BOOM. My masterpiece is born. Now if you really want to, you can put the innards on top of the chili, but I think a whole bowl made out of cornbread is enough and I’d just as soon put those aside and use them for corn pudding or dressing.

Well it looks like I’ve filled up both sides of this here recipe card and didn’t put the recipe. I’ll try to squeeze it here in the bottom.

1 pot chili

1 dish cornbread

• Hollow out your cornbread

• Put a big old ladle of chili inside

• Eat

Rue

I turned the page of the scrapbook and found the torn piece of notebook paper that Cletus had given me with his recipe for Cletus’s Clementine Moonshine scrawled on it. Now all that was visible on it was the title. The rest of the recipe had been crossed out with a large black marker until it was one solid mass of black ink. I felt Richard come up behind me and lean around to kiss my cheek and I pointed at the blotted-out recipe.

“I don’t think that was entirely necessary,” I said.

“Oh, really?” Richard said, grabbing the sides of my chair and spinning me around to face him. “You think that it’s a good idea to include a recipe for the very moonshine that led to her birth in our daughter’s scrapbook? A scrapbook, I’ll point out, that you intend on giving to her when she’s eighteen – right around when moonshine is probably the least good idea possible?”

“What?” I asked, trying to keep my face as straight as possible. “Don’t you want her to grow up knowing how to properly clean and disinfect?”

Richard laughed and leaned down to kiss me.

“Come on. It’s time to get going. We don’t want to be late.”

“Late?” I asked. “How can we possibly be late to pick apples? Don’t you ever slow down?”

He gave me a knowing look and grinned.

“Alright. Move slowly. Take as long as you want to get dressed. Put your makeup on. Get Clementine dressed.
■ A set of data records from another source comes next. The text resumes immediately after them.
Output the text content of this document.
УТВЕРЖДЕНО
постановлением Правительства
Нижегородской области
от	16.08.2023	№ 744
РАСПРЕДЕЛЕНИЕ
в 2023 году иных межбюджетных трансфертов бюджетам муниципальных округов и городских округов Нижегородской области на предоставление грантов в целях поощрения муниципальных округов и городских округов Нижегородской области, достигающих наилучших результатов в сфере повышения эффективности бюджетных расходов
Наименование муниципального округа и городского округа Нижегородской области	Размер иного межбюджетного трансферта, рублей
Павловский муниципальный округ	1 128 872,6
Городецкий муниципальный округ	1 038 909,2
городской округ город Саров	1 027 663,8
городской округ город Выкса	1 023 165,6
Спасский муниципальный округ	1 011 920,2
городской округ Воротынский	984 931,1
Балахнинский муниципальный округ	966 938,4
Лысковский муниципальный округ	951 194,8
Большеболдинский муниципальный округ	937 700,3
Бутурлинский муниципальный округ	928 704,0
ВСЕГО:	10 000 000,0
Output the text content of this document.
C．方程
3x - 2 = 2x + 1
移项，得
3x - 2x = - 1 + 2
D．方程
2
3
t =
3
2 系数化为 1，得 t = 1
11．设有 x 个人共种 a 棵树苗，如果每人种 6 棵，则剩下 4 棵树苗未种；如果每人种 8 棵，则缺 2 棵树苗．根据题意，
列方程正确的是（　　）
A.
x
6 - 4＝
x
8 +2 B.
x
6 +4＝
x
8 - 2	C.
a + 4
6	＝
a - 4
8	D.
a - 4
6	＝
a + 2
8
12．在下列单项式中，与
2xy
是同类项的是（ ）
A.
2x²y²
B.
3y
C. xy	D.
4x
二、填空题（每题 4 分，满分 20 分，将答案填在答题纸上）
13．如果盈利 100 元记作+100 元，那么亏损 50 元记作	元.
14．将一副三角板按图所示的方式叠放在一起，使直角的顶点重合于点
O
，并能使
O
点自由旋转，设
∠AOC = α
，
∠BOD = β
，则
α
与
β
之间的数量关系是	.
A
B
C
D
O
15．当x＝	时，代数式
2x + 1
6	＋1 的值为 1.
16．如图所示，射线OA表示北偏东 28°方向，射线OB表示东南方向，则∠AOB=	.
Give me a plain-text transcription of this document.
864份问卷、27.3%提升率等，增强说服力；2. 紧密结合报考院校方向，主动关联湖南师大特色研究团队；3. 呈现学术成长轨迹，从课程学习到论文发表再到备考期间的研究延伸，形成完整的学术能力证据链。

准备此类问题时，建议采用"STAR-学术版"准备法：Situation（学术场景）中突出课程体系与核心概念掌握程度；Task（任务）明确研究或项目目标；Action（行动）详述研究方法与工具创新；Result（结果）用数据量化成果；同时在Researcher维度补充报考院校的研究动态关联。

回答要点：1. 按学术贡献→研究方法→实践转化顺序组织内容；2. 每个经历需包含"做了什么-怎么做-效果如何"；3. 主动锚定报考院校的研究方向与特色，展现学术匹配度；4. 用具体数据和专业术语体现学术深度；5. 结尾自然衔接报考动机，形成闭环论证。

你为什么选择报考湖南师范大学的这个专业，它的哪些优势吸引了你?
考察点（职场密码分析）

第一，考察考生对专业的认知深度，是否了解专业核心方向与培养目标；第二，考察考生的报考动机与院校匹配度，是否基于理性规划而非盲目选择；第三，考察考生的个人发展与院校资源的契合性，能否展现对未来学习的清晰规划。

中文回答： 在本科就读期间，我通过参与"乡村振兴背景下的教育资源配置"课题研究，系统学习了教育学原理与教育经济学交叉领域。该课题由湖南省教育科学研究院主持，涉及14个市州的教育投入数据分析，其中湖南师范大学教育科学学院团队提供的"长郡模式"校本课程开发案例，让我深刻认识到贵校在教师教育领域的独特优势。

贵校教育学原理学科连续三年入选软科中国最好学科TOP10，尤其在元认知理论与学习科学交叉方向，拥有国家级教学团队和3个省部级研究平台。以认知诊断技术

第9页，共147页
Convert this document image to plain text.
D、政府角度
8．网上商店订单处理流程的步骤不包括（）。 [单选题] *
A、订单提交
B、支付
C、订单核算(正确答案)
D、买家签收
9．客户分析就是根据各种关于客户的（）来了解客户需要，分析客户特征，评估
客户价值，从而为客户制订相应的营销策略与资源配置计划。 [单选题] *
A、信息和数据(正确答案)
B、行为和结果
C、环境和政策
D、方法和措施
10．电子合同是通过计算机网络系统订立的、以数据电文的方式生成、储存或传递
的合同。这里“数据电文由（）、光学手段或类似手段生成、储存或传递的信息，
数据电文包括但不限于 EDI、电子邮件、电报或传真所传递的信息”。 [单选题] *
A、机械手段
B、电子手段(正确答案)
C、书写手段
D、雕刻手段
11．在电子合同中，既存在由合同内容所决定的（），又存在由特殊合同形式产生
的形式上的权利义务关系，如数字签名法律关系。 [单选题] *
Stop for a meal and a couple of cups of coffee,” he teased. “But don’t blame me if all of the good apples on the bottom branches are already taken and the only ones worth eating are left up at the top.”

“Oh, I wouldn’t mind,” I said, standing up and starting out of my craft room and toward the stairs to our bedroom.

“You wouldn’t?” he asked, sounding both confused and a little bit aggravated that I seemed to have called his bluff and really was going to take the rest of the day to get ready to head for the orchard.

“Nope,” I said. I paused and glanced over my shoulder. “Because I would just make you climb up into the trees and get them for me.”

He gave me a playful glare and started toward me. I squealed and ran, scrambling up the stairs and toward our bedroom, hoping that we could steal a few minutes alone while Clementine finished up her mid-morning nap.